Publié le par Algérie libertaire

 
Le chanteur engagé et compositeur Georges Moustaki, auteur de chansons devenues des classiques comme Milord et Le Métèque, est décédé jeudi matin à l'âge de 79 ans. Retrouvez sa dernière rencontre avec L'Humanité, en 2008, à l'occasion de la sortie de l'album Solitaire.
Georges Moustaki revient avec Solitaire. Un album aux chaudes sonorités avec de nombreux invités, dont Cali ou Vincent Delerm. Georges Moustaki a gardé au fil des ans une même coolitude attachante. Le pâtre grec né à Alexandrie a su transformer cette nonchalance en art de vivre. Cela ne l'a pas empêché d'être un de nos plus tendres auteurs-interprètes de la chanson, ayant écrit pour Édith Piaf Milord et plus tard le Métèque, Ma liberté, Ma solitude, le Temps de vivre, Bahia ou Donne du rhum à ton homme. À soixante-quatorze ans, Georges Moustaki poursuit sa route en sortant Solitaire. Un album tout en douceur et chaudes harmonies musicales, où l'on retrouve certains de ses classiques, mais aussi plusieurs morceaux inédits qu'il partagera bientôt sur la scène de l'Olympia. Rencontre avec un marginal qui n'a jamais eu besoin de parler haut pour se faire entendre.
Pourquoi avoir baptisé votre album Solitaire ?
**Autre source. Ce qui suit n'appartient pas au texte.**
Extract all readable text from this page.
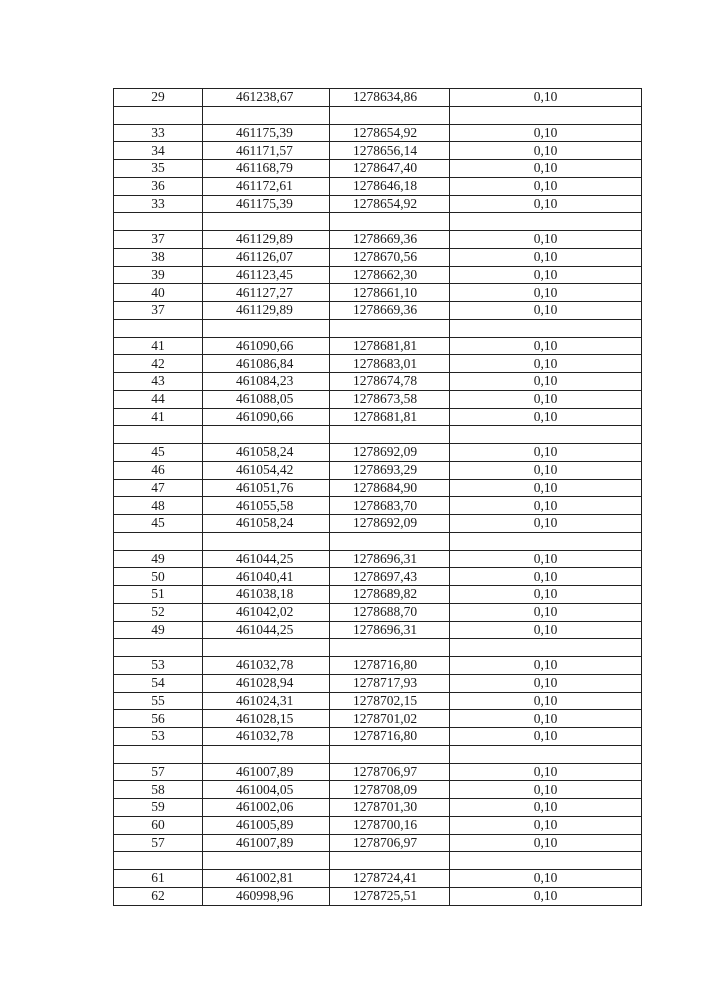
29	461238,67	1278634,86	0,10

33	461175,39	1278654,92	0,10
34	461171,57	1278656,14	0,10
35	461168,79	1278647,40	0,10
36	461172,61	1278646,18	0,10
33	461175,39	1278654,92	0,10

37	461129,89	1278669,36	0,10
38	461126,07	1278670,56	0,10
39	461123,45	1278662,30	0,10
40	461127,27	1278661,10	0,10
37	461129,89	1278669,36	0,10

41	461090,66	1278681,81	0,10
42	461086,84	1278683,01	0,10
43	461084,23	1278674,78	0,10
44	461088,05	1278673,58	0,10
41	461090,66	1278681,81	0,10

45	461058,24	1278692,09	0,10
46	461054,42	1278693,29	0,10
47	461051,76	1278684,90	0,10
48	461055,58	1278683,70	0,10
45	461058,24	1278692,09	0,10

49	461044,25	1278696,31	0,10
50	461040,41	1278697,43	0,10
51	461038,18	1278689,82	0,10
52	461042,02	1278688,70	0,10
49	461044,25	1278696,31	0,10

53	461032,78	1278716,80	0,10
54	461028,94	1278717,93	0,10
55	461024,31	1278702,15	0,10
56	461028,15	1278701,02	0,10
53	461032,78	1278716,80	0,10

57	461007,89	1278706,97	0,10
58	461004,05	1278708,09	0,10
59	461002,06	1278701,30	0,10
60	461005,89	1278700,16	0,10
57	461007,89	1278706,97	0,10

61	461002,81	1278724,41	0,10
62	460998,96	1278725,51	0,10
Georges Moustaki. C'est le titre d'une des chansons. C'est un mot qui convient à mon état d'esprit. L'image de quelqu'un qui aime bien tracer sa route par lui-même, sans trop de directives, de préparation. Même si je suis quelqu'un de sociable, je suis marginal. Je n'ai pas les mêmes horaires, je n'utilise pas mon temps de la même manière que la plupart des gens que je vois. Ce n'est pas une hiérarchisation des fonctions. Je suis comme ça. C'est mon caractère et ma forme de vie.
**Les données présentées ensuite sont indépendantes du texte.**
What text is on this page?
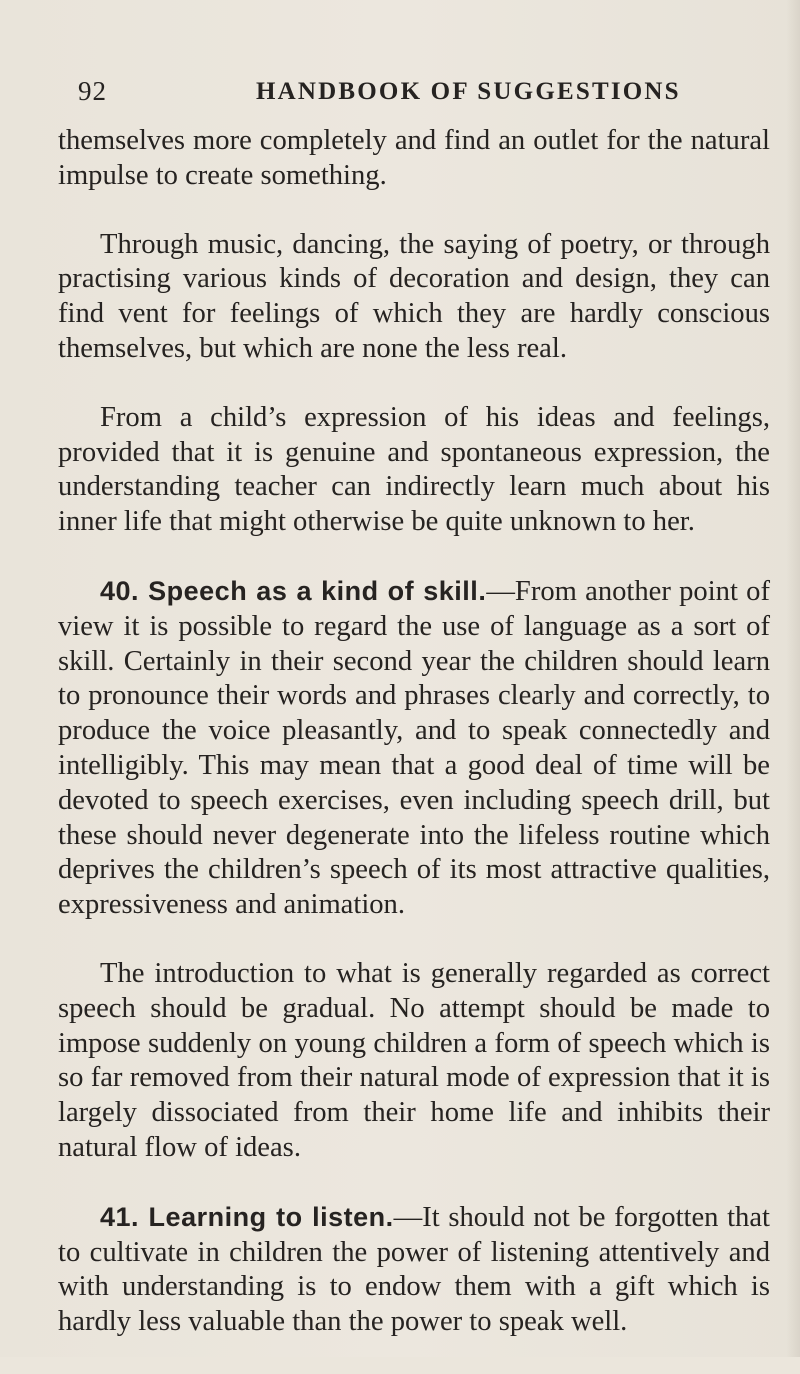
92	HANDBOOK OF SUGGESTIONS

themselves more completely and find an outlet for the natural impulse to create something.

Through music, dancing, the saying of poetry, or through practising various kinds of decoration and design, they can find vent for feelings of which they are hardly conscious themselves, but which are none the less real.

From a child’s expression of his ideas and feelings, provided that it is genuine and spontaneous expression, the understanding teacher can indirectly learn much about his inner life that might otherwise be quite unknown to her.

40. Speech as a kind of skill.—From another point of view it is possible to regard the use of language as a sort of skill. Certainly in their second year the children should learn to pronounce their words and phrases clearly and correctly, to produce the voice pleasantly, and to speak connectedly and intelligibly. This may mean that a good deal of time will be devoted to speech exercises, even including speech drill, but these should never degenerate into the lifeless routine which deprives the children’s speech of its most attractive qualities, expressiveness and animation.

The introduction to what is generally regarded as correct speech should be gradual. No attempt should be made to impose suddenly on young children a form of speech which is so far removed from their natural mode of expression that it is largely dissociated from their home life and inhibits their natural flow of ideas.

41. Learning to listen.—It should not be forgotten that to cultivate in children the power of listening attentively and with understanding is to endow them with a gift which is hardly less valuable than the power to speak well.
Est-ce à dire que la solitude est votre meilleure compagne ?
Georges Moustaki. C'est une citation d'une chanson : « Elle sera mon dernier jour. » Même si je la trahis de temps en temps - heureusement -, elle sera ma dernière compagne. C'est ce que je dis.
 
Quelle lecture faites-vous du Temps de nos guitares, une chanson aux accents de nostalgie où vous citez entre autres Brassens, Maxime Le Forestier, Dylan, Sacha Distel ?
Georges Moustaki. Quand on met le mot « algie », cela renvoie à une souffrance. C'est plutôt un regard mélancolique et affectif sur une époque qui m'est très chère, où j'ai fait de belles rencontres. La guitare nous a réunis dans une même vocation, les mêmes lieux. C'est simplement l'idée de célébrer et la guitare et l'amitié, la confraternité. La guitare représente tellement pour moi que j'ai eu envie de la célébrer.
Il y a aussi de belles collaborations avec Cali, Stacey Kent, Vincent Delerm, China Forbes, chanteuse des Pink Martini. Doit-on y voir une espèce de filiation ?
Georges Moustaki. Ils ont tous entre trente-cinq et quarante ans. Ce sont des gens qui m'ont apporté et à qui j'ai apporté. Cela a débouché sur des relations vraiment amicales. Ce n'est pas un coup. Il y a quelque chose de très intime qui s'est passé entre nous. C'est vrai qu'il y un décalage de génération, mais ce sont des gens qui ont une grande maturité, une connaissance de leur métier, déjà une oeuvre qui les caractérise, les identifie. J'ai souhaité cela pour enrichir, pour sortir, de temps en temps, de ma chère solitude. Ce sont de belles présences que je n'ai pas eu à supplier, ni à solliciter. J'ai ouvert la porte et elles sont venues naturellement.
Comment avez-vous réussi à concilier notoriété et art de vivre ?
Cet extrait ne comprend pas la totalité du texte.